Yanındaki asistan kız, olay yerinde aklına gelen ilk düşünceye odaklanmasını öğretmişti. Bu yüzden kapının arkasındaki anahtarın yere düştüğünü görmek için arkasına dönüp bakmasına gerek yoktu. Odada parmak izi bulamayacaklarını da biliyordu. Eve giren kimse olmamıştı. Çünkü hem katil, hem de kurban şu anda tavanda asılı duruyordu. İki başlı cüce. Harry, Halvorsen'e döndü ve "Weber’i ara," dedi. Halvorsen de yanlarına gelmiş, kapıda durup cesede bakıyordu. "Yarınki şenlikler için hazırlık yapıyordu anlaşılan. Even Juul, katilin kim olduğunu anladı ama bunu hayatıyla ödemek zorunda kaldı." "Peki katil kim?" dedi Waaler. "Kim değil, kimdi diye soracaksın. Çünkü o da öldü. Katil, Daniel Gudeson. Juul'ün kafasında yaşattığı bir karakter." Dışarı çıkarlarken Harry, Halvorsen'e döndü ve Weber Märklin tüfeğini bulursa kendisini aramalarını söyledi. Harry dış kapının önünde durdu ve etrafa baktı. Komşuların hepsi, birdenbire bahçe işleriyle uğraşmaya başlamıştı ve nedense hepsi parmak ucunda yükselip etrafı daha rahat görmeye çalışıyordu. Waaler dışarı çıktı ve Harry'nin yanına geldi. "İçeride ne demek istediğini anlayamadım," dedi. "Sence adam suçluluk duygusu çektiği için mi intihar etti?" Harry başını iki yana salladı. "Hayır, söylemek istediklerimi açıkça ifade ettim. Onlar birbirlerini öldürdü. Even, Daniel’i durdurabilmek için onu öldürdü. Daniel de kimliği açığa çıkmasın diye Even'i öldürdü. İlk defa çıkarları birbirleriyle örtüştü." Waaler başını salladı ama anlamış gibi görünmüyordu. "Yaşlı adamda tanıdık gelen bir şeyler var," dedi. "Hayatta olanı kastediyorum." "Evet. Rakel Fauke'un babası. Tabii... " "Tabii. POT'daki güzel hatun. Tanımaz mıyım?" Harry; "Sigaran var mı?" diye sordu. "Hayır," dedi Waaler. "Bundan sonrası senin sorumluluğunda, Hole. Ben gidiyorum, o yüzden bir şeye ihtiyacın varsa şimdi şöyle."
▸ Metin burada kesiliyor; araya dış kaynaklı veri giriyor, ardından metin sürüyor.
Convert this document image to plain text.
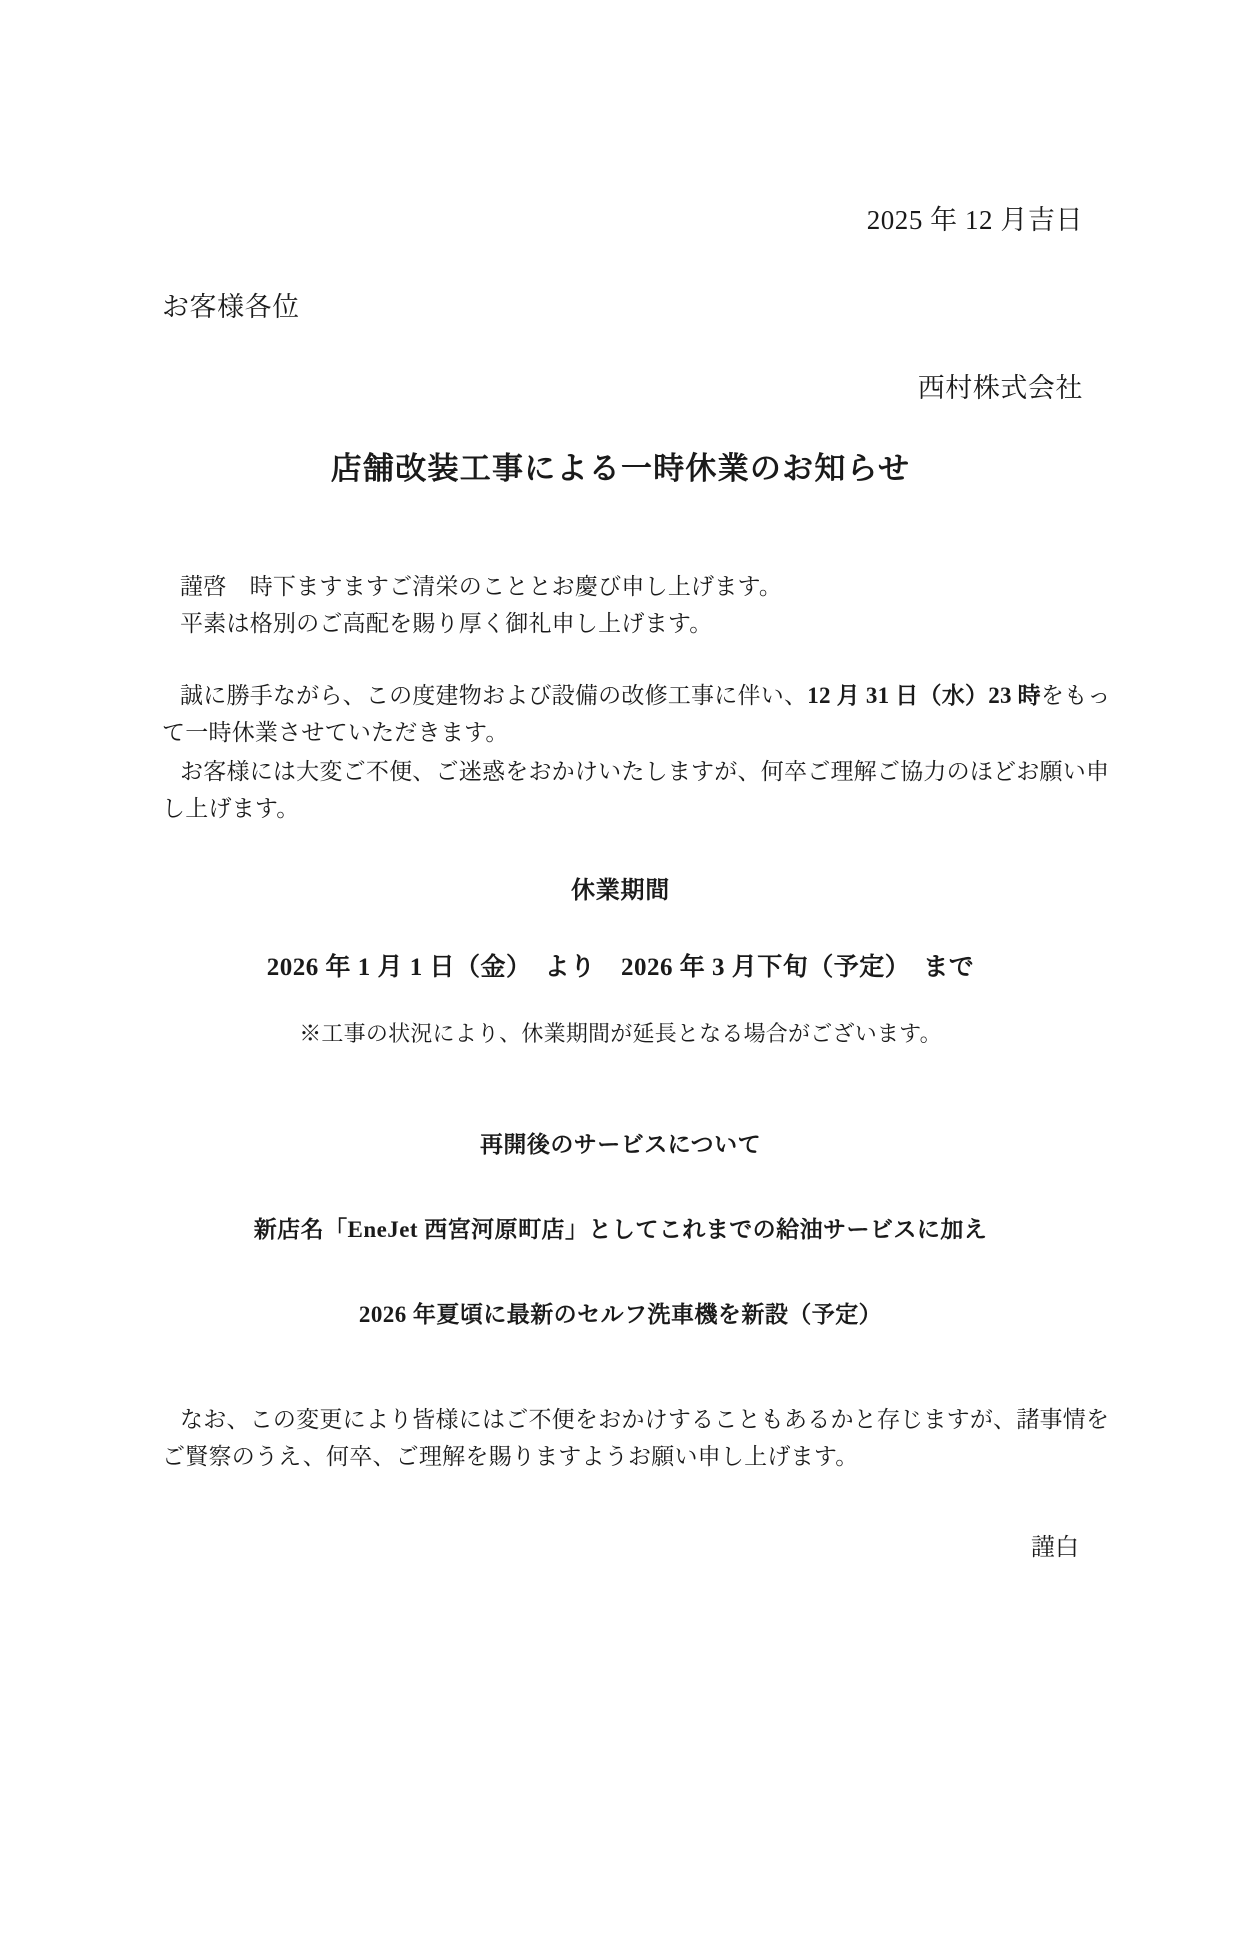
2025 年 12 月吉日
お客様各位
西村株式会社
店舗改装工事による一時休業のお知らせ

謹啓　時下ますますご清栄のこととお慶び申し上げます。

平素は格別のご高配を賜り厚く御礼申し上げます。

誠に勝手ながら、この度建物および設備の改修工事に伴い、12 月 31 日（水）23 時をもって一時休業させていただきます。

お客様には大変ご不便、ご迷惑をおかけいたしますが、何卒ご理解ご協力のほどお願い申し上げます。

休業期間
2026 年 1 月 1 日（金）　より　2026 年 3 月下旬（予定）　まで
※工事の状況により、休業期間が延長となる場合がございます。
再開後のサービスについて
新店名「EneJet 西宮河原町店」としてこれまでの給油サービスに加え
2026 年夏頃に最新のセルフ洗車機を新設（予定）

なお、この変更により皆様にはご不便をおかけすることもあるかと存じますが、諸事情をご賢察のうえ、何卒、ご理解を賜りますようお願い申し上げます。

謹白
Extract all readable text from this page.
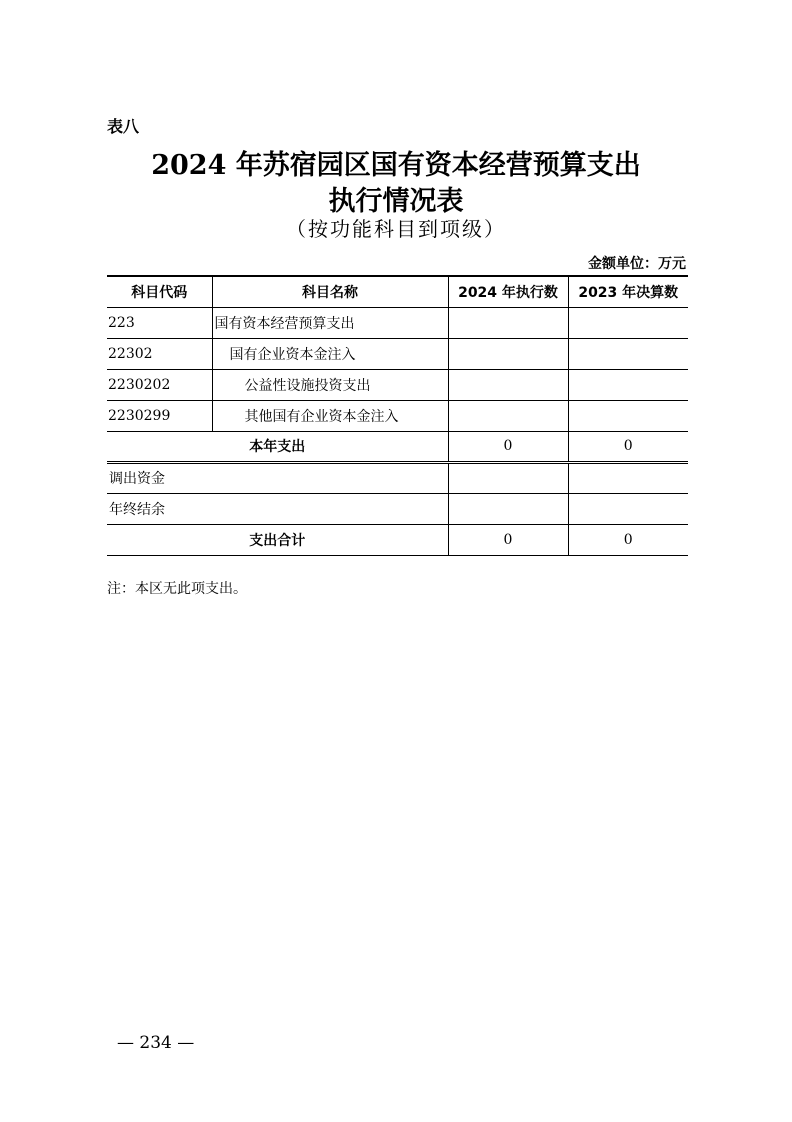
表八
2024 年苏宿园区国有资本经营预算支出
执行情况表
（按功能科目到项级）
金额单位：万元
科目代码	科目名称	2024 年执行数	2023 年决算数
223	国有资本经营预算支出		
22302	国有企业资本金注入		
2230202	公益性设施投资支出		
2230299	其他国有企业资本金注入		
本年支出		0	0
调出资金			
年终结余			
支出合计		0	0
注：本区无此项支出。
— 234 —
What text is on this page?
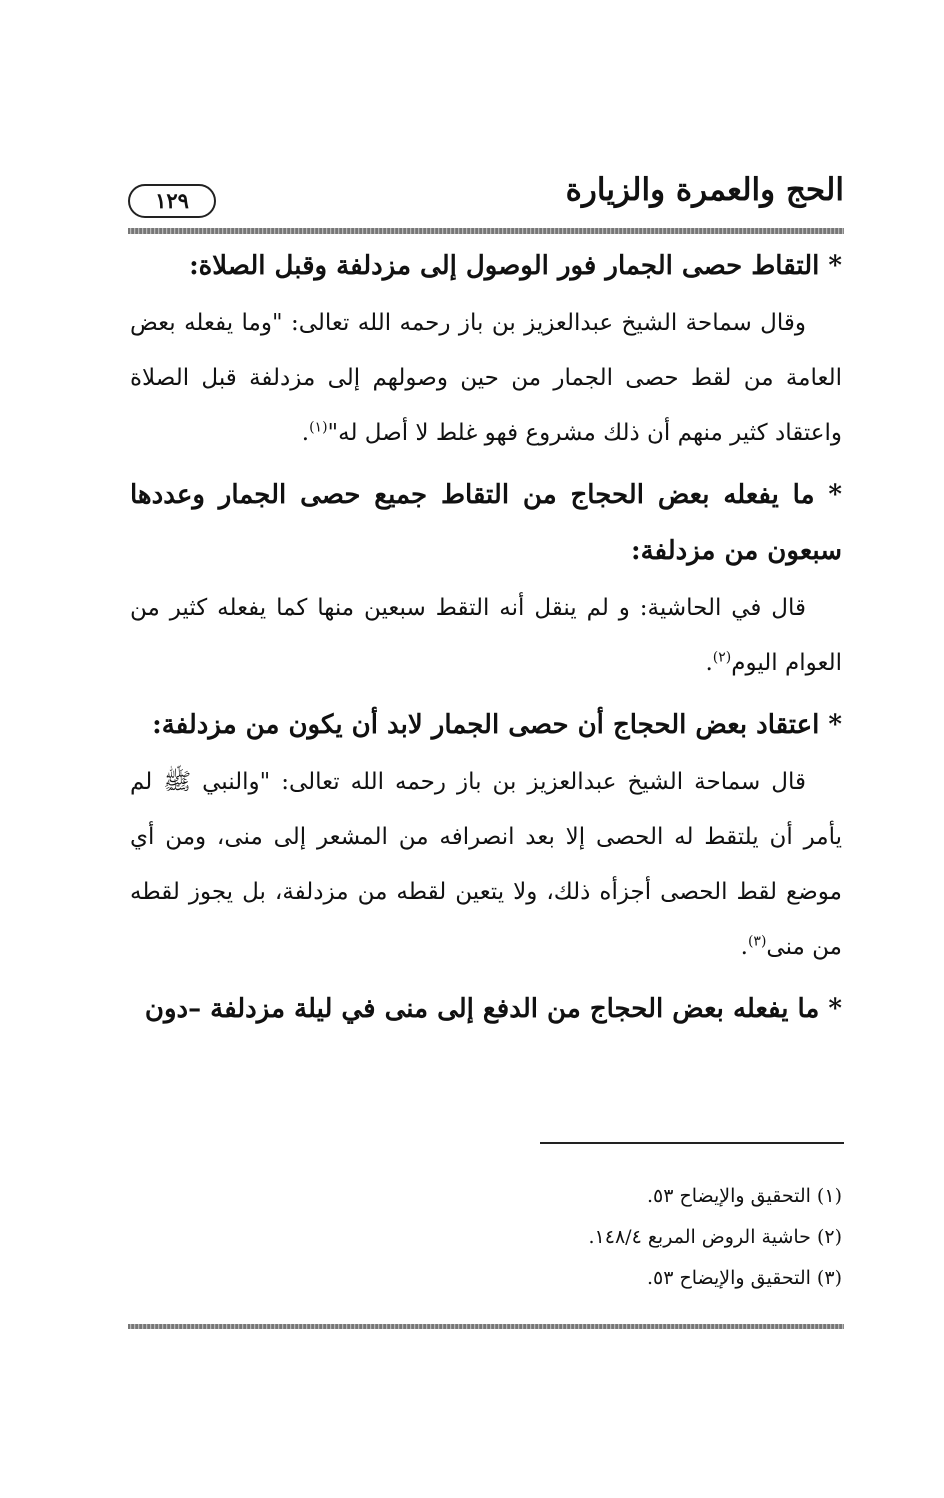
الحج والعمرة والزيارة
١٢٩

* التقاط حصى الجمار فور الوصول إلى مزدلفة وقبل الصلاة:

وقال سماحة الشيخ عبدالعزيز بن باز رحمه الله تعالى: "وما يفعله بعض العامة من لقط حصى الجمار من حين وصولهم إلى مزدلفة قبل الصلاة واعتقاد كثير منهم أن ذلك مشروع فهو غلط لا أصل له"$^{(١)}$.

* ما يفعله بعض الحجاج من التقاط جميع حصى الجمار وعددها سبعون من مزدلفة:

قال في الحاشية: و لم ينقل أنه التقط سبعين منها كما يفعله كثير من العوام اليوم$^{(٢)}$.

* اعتقاد بعض الحجاج أن حصى الجمار لابد أن يكون من مزدلفة:

قال سماحة الشيخ عبدالعزيز بن باز رحمه الله تعالى: "والنبي ﷺ لم يأمر أن يلتقط له الحصى إلا بعد انصرافه من المشعر إلى منى، ومن أي موضع لقط الحصى أجزأه ذلك، ولا يتعين لقطه من مزدلفة، بل يجوز لقطه من منى$^{(٣)}$.

* ما يفعله بعض الحجاج من الدفع إلى منى في ليلة مزدلفة –دون

(١) التحقيق والإيضاح ٥٣.
(٢) حاشية الروض المربع ١٤٨/٤.
(٣) التحقيق والإيضاح ٥٣.
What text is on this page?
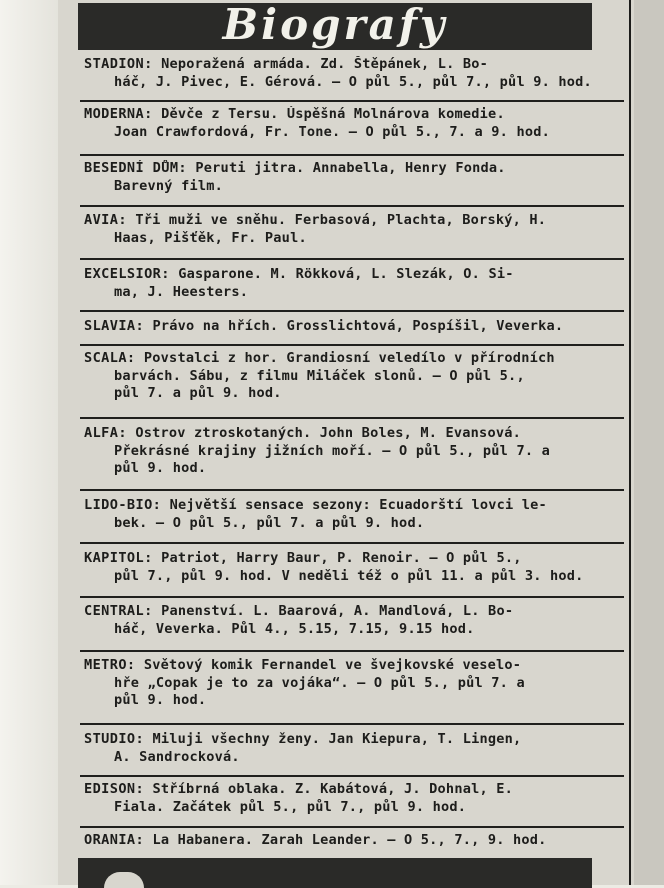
Biografy
STADION: Neporažená armáda. Zd. Štěpánek, L. Bo-
háč, J. Pivec, E. Gérová. — O půl 5., půl 7., půl 9. hod.
MODERNA: Děvče z Tersu. Úspěšná Molnárova komedie.
Joan Crawfordová, Fr. Tone. — O půl 5., 7. a 9. hod.
BESEDNÍ DŮM: Peruti jitra. Annabella, Henry Fonda.
Barevný film.
AVIA: Tři muži ve sněhu. Ferbasová, Plachta, Borský, H.
Haas, Pišťěk, Fr. Paul.
EXCELSIOR: Gasparone. M. Rökková, L. Slezák, O. Si-
ma, J. Heesters.
SLAVIA: Právo na hřích. Grosslichtová, Pospíšil, Veverka.
SCALA: Povstalci z hor. Grandiosní veledílo v přírodních
barvách. Sábu, z filmu Miláček slonů. — O půl 5.,
půl 7. a půl 9. hod.
ALFA: Ostrov ztroskotaných. John Boles, M. Evansová.
Překrásné krajiny jižních moří. — O půl 5., půl 7. a
půl 9. hod.
LIDO-BIO: Největší sensace sezony: Ecuadorští lovci le-
bek. — O půl 5., půl 7. a půl 9. hod.
KAPITOL: Patriot, Harry Baur, P. Renoir. — O půl 5.,
půl 7., půl 9. hod. V neděli též o půl 11. a půl 3. hod.
CENTRAL: Panenství. L. Baarová, A. Mandlová, L. Bo-
háč, Veverka. Půl 4., 5.15, 7.15, 9.15 hod.
METRO: Světový komik Fernandel ve švejkovské veselo-
hře „Copak je to za vojáka“. — O půl 5., půl 7. a
půl 9. hod.
STUDIO: Miluji všechny ženy. Jan Kiepura, T. Lingen,
A. Sandrocková.
EDISON: Stříbrná oblaka. Z. Kabátová, J. Dohnal, E.
Fiala. Začátek půl 5., půl 7., půl 9. hod.
ORANIA: La Habanera. Zarah Leander. — O 5., 7., 9. hod.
Harry başını iki yana salladı ve Waaler kapıya yöneldi. "Ah, bu arada," dedi Harry. "Yarın özel bir işin yoksa, nöbetimi devralacak tecrübeli bir polise ihtiyacım var." Waaler güldü ve yürümeye devam etti. "Sadece Grönland'daki caminin çevresinde keşif yapılacak," diye seslendi Harry. "Bu işlerde başarılı olduğunu bilirim. Dazlakların, Kurban Bayramını kutlayan Müslümanları dövmesini engellemek lazım." Waaler bahçe kapısına geldi ve durdu. "Senin görevin bu mu?" diye sordu. Arkasını dönmedi. Omzunun üzerinden seslendi. "Önemli bir iş sayılmaz," dedi Harry. "İki araba, dört adam." "Ne kadar sürer?" "Sekizle üç arası." Waaler arkasını döndü. Yüzünde kocaman bir gülümseme vardı. "Biliyor musun?" dedi. "Şimdi düşündüm de, benim zaten sana bir iyilik borcum var. Harika olur. Nöbetini devralırım." Waaler selam verdi ve arabasına binip uzaklaştı. Bana neden bir iyilik borcu olsun ki? Harry şaşırmıştı. Tenis kortundan gelen sesleri dinledi. Telefonu çalmaya başlayınca, tüm düşüncelerinden sıyrıldı. Bu kez arayan Rakel'di.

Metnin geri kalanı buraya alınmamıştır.